Json web token (JWT), is a JSON-based open standard ((RFC 7519) implemented to transfer claims between web application environments. The token is designed to be compact and secure, especially suitable for single-site distributed sites. Point-on login (SSO) scenario.
The application of JWT is becoming more and more widespread, it has replaced the original login authentication method stored in the session, because this method consumes more memory when the number of users rises , And for distributed sites, although you can use shared session to achieve single sign-on, it consumes a lot of system.
1. Single-application session
login authentication in the traditional session+cookie mode, the login information is stored in the session, and the server returns a sessionId to the browser in the processed token. The single-application program is okay. Once the distributed application is used, the user The logged-in session is only stored in the application that handles the user's login. The next request may be deployed to another application by the load balancing mechanism, and the session will be lost. Moreover, in a single application, when the amount of session increases, the consumption of memory in response will also increase.
2. Session sharing The
cluster application can of course set up multi-application session sharing, but this has a certain consumption in system performance. For example, a tomcat cluster is built. Tomcat provides a way to share sessions. Redis is used to store the token of sessioniId persistently. Spring session is implemented using this principle, but redis is not 100% stable.
3. It
is inevitable for JWT to use the session method of login authentication to be replaced by JWT. JWT is also an appropriate verification method when developing back-end projects, and his token does not need to be placed in a cookie, and the front-end development will handle it casually, as long as subsequent requests It can be carried at the time.
The essence of JWT is that after the user logs in, a fixed-constrained encryption method is used to generate a time-effective json string token, which is generated by the back-end and returned to the front-end. The front-end must bring it every time a request is made. Holding this token. After that, the backend of the request will first intercept the request and parse the request. For all tokens that are not carried or timed out, the JWT will fail to parse during parsing, and the backend can perform logical processing of different situations according to the results. JWT does not occupy session resources, does not require persistent storage such as rredis, and does not waste other resources. It is precisely because of this that JWT can perfectly implement single sign-on verification in a distributed system.

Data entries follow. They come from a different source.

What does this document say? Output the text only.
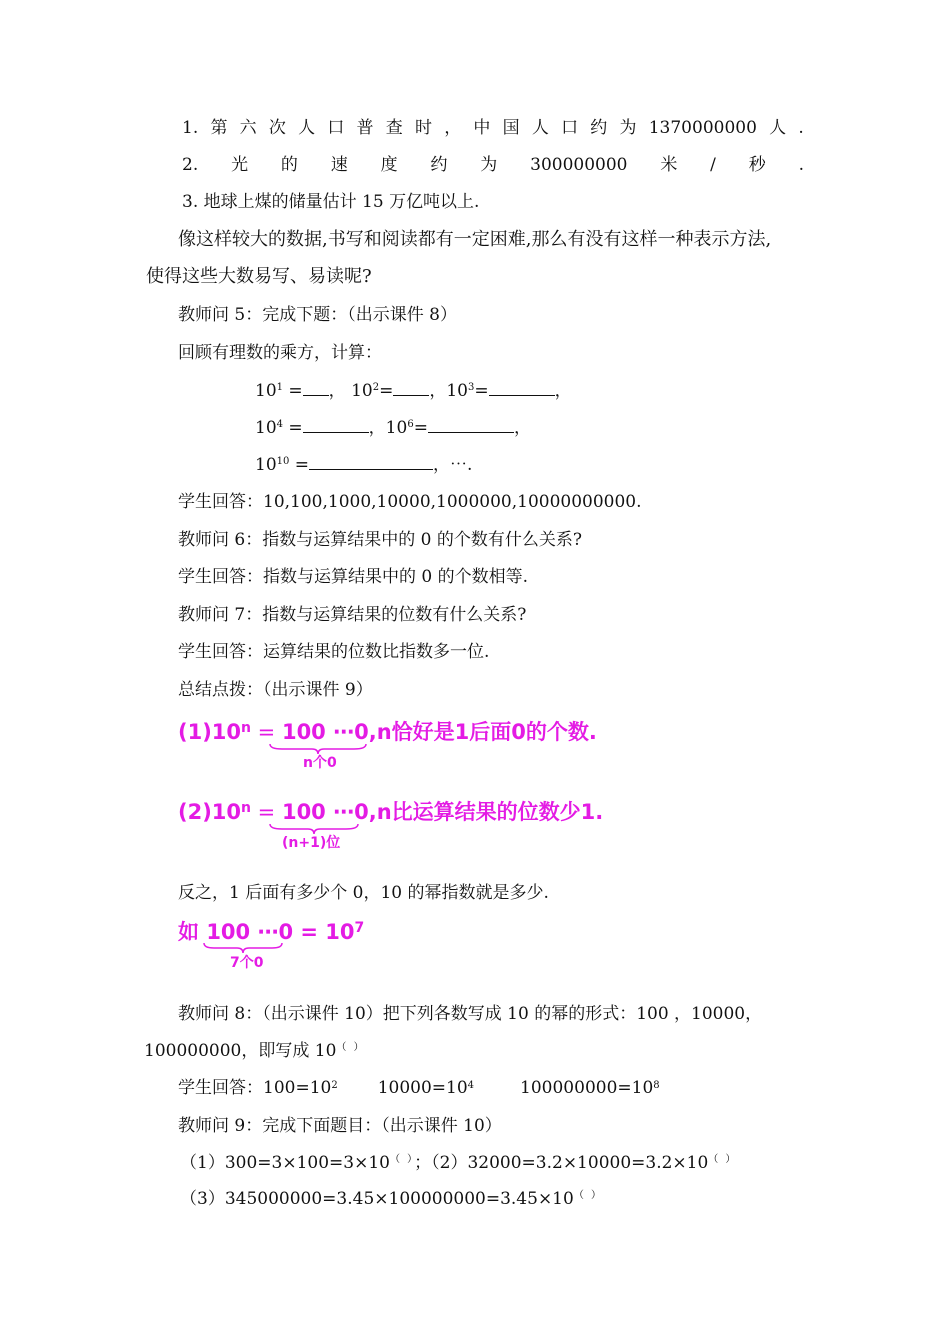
1. 第 六 次 人 口 普 查 时 ， 中 国 人 口 约 为 1370000000 人 .
2. 光 的 速 度 约 为 300000000 米 / 秒 .
3. 地球上煤的储量估计 15 万亿吨以上.
像这样较大的数据,书写和阅读都有一定困难,那么有没有这样一种表示方法,
使得这些大数易写、易读呢?
教师问 5：完成下题：（出示课件 8）
回顾有理数的乘方，计算：
$10^1$ = ， $10^2=$ ，$10^3=$	，
$10^4$ =	，$10^6=$	，
$10^{10}$ =	，⋯.
学生回答：10,100,1000,10000,1000000,10000000000.
教师问 6：指数与运算结果中的 0 的个数有什么关系?
学生回答：指数与运算结果中的 0 的个数相等.
教师问 7：指数与运算结果的位数有什么关系?
学生回答：运算结果的位数比指数多一位.
总结点拨：（出示课件 9）
$(1)10^n = 100$ ⋯0,n恰好是1后面0的个数.
n个0
$(2)10^n = 100$ ⋯0,n比运算结果的位数少1.
(n+1)位
反之，1 后面有多少个 0，10 的幂指数就是多少.
如 100 ⋯0 = $10^7$
7个0
教师问 8：（出示课件 10）把下列各数写成 10 的幂的形式：100 ，10000，
100000000，即写成 10（ ）
学生回答：$100=10^2$ $10000=10^4$	$100000000=10^8$
教师问 9：完成下面题目：（出示课件 10）
（1）300=3×100=3×10（ ）；（2）32000=3.2×10000=3.2×10（ ）
（3）345000000=3.45×100000000=3.45×10（ ）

4. JWT + redis to get the basic information of the logged-in user
In the actual development and application of JWT, the user information module basically stores a user UUID. When the user logs in, the user’s first request needs to use JWT to generate a later pass token, use UUID to generate a user ID, and place it in JWT. Once again, you can use UUID as the primary key before, and store the parsed user login object as value in redis, and set the time to be the same as the JWT valid time. After that, the user logs in with the token returned by the login. Through JWT to parse out the user UUID inside, you can directly retrieve some user information from redis, especially when you need some information about the currently logged-in user during business logic processing, you can use it directly without querying (user UUID acquisition The login user information class in redis can be encapsulated, which is very convenient for global use).